Léa est ce qu’on appelle une élève modèle. Le genre de fille jamais en rupture de copies doubles, rarement absente, élue haut la main déléguée de classe. Le seul reproche que certains profs ont pu lui faire : le bavardage, ce qui ne l’a pas empêchée d’obtenir une moyenne de 15/20 de la sixième à la première. Bien avant l’année décisive du bac et de l’orientation post-bac, Léa, prévoyante, prend rendez-vous avec une conseillère d’orientation de son établissement, le lycée Marie-Laurencin, dans l’Essonne. Elle la revoit en première et encore en terminale. Sur le système d’affectation dans l’enseignement supérieur, elle obtient son deuxième vœu : une licence de «pratique de l’écrit», à Paris-VII. Tout va bien.
Le bac avec mention en poche, elle court s'inscrire à la fac. On lui indique alors qu'elle s'engage dans des études de… lettres modernes. «Pratique de l'écrit», c'était finalement une «mineure», soit trois heures par semaine, un semestre sur deux. Le reste du temps, ce sera aussi du latin, de l'ancien français, de la littérature comparée. En somme, un programme littéraire : «Je n'en voulais pas directement à ma conseillère parce qu'au fond c'est l'intitulé de la formation qui est mal foutu ; mais je ne comprends pas comment, elle qui est tout de même spécialiste de l'orientation, n'était pas informée.» Léa entame alors une procédure de réorientation.

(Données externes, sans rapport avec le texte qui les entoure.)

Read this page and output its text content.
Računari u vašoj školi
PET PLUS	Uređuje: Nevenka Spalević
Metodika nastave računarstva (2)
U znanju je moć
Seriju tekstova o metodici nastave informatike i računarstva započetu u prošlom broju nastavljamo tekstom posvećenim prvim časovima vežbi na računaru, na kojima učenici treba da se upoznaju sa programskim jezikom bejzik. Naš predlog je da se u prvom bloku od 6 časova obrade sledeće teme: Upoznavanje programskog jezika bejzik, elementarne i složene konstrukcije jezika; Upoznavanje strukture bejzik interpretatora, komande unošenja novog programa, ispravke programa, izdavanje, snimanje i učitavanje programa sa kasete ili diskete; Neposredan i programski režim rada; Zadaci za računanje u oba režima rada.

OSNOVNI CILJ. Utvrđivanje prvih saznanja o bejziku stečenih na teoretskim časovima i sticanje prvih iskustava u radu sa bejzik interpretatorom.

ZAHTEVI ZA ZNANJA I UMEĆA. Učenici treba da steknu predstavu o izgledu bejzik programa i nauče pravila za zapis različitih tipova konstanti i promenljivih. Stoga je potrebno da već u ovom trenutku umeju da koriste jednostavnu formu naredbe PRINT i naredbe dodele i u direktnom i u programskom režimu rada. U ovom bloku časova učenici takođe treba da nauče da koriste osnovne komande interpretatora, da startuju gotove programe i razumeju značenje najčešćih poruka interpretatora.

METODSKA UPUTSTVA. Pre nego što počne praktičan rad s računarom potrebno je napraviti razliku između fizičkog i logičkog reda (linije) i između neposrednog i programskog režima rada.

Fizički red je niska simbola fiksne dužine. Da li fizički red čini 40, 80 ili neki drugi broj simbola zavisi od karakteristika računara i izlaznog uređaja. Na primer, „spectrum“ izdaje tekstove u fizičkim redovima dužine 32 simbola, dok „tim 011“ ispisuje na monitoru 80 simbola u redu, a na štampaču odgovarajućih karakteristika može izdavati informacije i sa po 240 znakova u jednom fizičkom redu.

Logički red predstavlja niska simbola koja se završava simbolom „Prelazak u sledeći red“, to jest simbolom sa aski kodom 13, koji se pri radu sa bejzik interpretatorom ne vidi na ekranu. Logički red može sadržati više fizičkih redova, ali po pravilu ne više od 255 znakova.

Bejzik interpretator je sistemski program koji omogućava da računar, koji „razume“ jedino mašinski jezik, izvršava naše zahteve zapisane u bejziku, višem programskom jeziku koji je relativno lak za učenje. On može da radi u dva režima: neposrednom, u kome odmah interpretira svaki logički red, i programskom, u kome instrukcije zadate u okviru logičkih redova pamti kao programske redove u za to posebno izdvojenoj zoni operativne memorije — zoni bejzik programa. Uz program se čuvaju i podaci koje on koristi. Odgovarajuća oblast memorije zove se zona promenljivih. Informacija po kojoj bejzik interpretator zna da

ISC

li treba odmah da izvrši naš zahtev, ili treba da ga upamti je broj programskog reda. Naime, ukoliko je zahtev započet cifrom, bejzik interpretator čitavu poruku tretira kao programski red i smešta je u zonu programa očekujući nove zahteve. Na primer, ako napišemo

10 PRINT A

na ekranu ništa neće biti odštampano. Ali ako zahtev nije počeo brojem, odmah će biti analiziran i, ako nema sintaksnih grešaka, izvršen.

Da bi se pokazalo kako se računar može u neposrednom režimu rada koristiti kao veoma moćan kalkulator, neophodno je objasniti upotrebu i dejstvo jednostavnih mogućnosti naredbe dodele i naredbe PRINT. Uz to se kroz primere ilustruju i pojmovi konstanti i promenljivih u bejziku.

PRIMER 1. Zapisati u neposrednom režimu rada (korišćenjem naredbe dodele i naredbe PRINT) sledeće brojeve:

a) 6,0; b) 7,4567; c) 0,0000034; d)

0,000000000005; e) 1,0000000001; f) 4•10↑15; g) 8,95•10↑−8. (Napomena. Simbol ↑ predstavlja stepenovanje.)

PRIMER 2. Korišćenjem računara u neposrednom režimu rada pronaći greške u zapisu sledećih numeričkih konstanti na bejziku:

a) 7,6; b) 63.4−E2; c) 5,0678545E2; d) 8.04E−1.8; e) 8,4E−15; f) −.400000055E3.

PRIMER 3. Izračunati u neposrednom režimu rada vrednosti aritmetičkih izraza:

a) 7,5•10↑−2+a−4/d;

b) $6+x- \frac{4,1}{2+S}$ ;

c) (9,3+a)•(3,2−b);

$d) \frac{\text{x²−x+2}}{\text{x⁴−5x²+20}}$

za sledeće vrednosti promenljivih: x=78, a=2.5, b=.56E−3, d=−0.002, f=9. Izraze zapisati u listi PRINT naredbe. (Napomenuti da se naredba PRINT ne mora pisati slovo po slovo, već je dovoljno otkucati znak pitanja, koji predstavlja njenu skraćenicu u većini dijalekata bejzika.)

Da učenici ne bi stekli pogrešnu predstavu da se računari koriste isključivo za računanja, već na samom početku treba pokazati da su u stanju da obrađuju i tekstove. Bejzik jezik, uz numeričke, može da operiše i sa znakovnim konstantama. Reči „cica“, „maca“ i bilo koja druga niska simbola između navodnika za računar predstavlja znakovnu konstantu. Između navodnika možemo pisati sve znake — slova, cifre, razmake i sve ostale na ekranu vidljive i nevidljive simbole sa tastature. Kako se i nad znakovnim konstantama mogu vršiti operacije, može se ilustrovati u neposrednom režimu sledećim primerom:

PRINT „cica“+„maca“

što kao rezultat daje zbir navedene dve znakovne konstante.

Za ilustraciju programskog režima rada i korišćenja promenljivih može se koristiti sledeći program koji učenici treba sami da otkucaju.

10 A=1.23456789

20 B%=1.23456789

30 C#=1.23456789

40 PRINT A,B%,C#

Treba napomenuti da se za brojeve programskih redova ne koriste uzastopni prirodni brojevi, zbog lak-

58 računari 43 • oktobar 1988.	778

Le début des problèmes : «La fac c'est l'autonomie, d'accord, mais personne n'arrivait à répondre précisément à mes questions. Sur Internet, j'avais l'impression qu'on disait tout et n'importe quoi. J'étais totalement perdue.» Finalement, elle entame une nouvelle demande, en BTS communication.

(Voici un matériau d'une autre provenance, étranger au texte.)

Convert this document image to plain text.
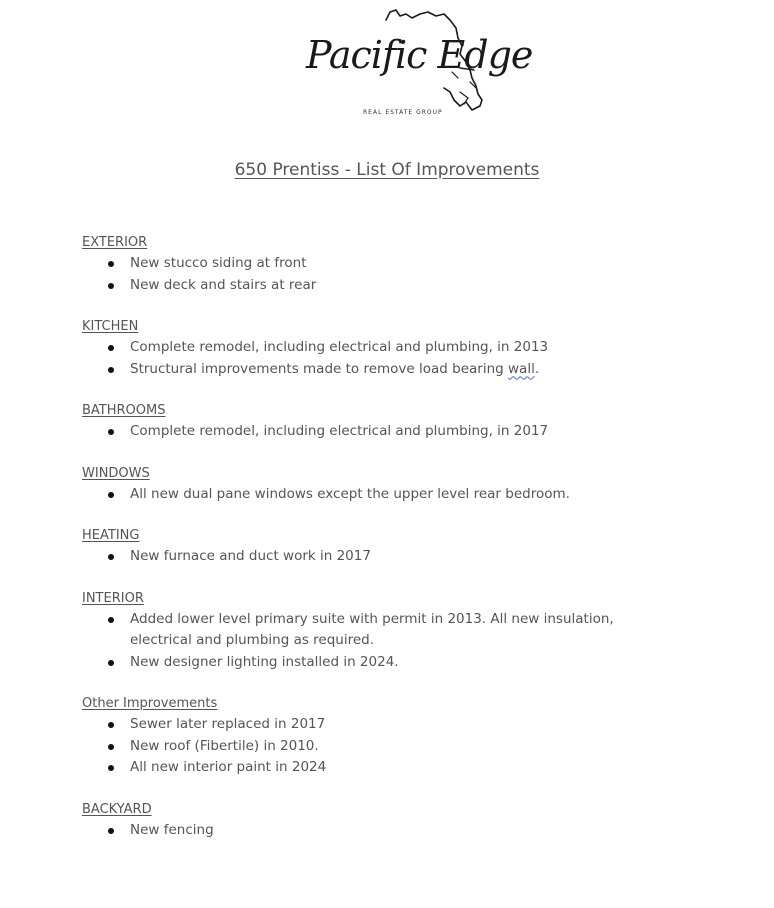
Pacific Edge
REAL ESTATE GROUP
650 Prentiss - List Of Improvements
EXTERIOR
New stucco siding at front
New deck and stairs at rear
KITCHEN
Complete remodel, including electrical and plumbing, in 2013
Structural improvements made to remove load bearing wall.
BATHROOMS
Complete remodel, including electrical and plumbing, in 2017
WINDOWS
All new dual pane windows except the upper level rear bedroom.
HEATING
New furnace and duct work in 2017
INTERIOR
Added lower level primary suite with permit in 2013. All new insulation, electrical and plumbing as required.
New designer lighting installed in 2024.
Other Improvements
Sewer later replaced in 2017
New roof (Fibertile) in 2010.
All new interior paint in 2024
BACKYARD
New fencing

En juin, douche glaciale : elle n'est acceptée nulle part. Les bacs technologiques sont prioritaires, lui dit-on. «Restez à la fac, vous y êtes bien, non ?!» Non, justement. Le choix se réduit : soit elle continue en deuxième année, soit elle arrête tout pour travailler au McDo. «Je m'ennuyais en cours, je voyais mes anciens camarades de lycée atteindre leurs objectifs, et moi je tournais en rond, c'était très compliqué psychologiquement.» Ce n'est qu'à la fin de cette seconde année à la fac qu'elle obtient enfin l'orientation souhaitée : un BTS communication (et un Deug en lettres modernes par la même occasion).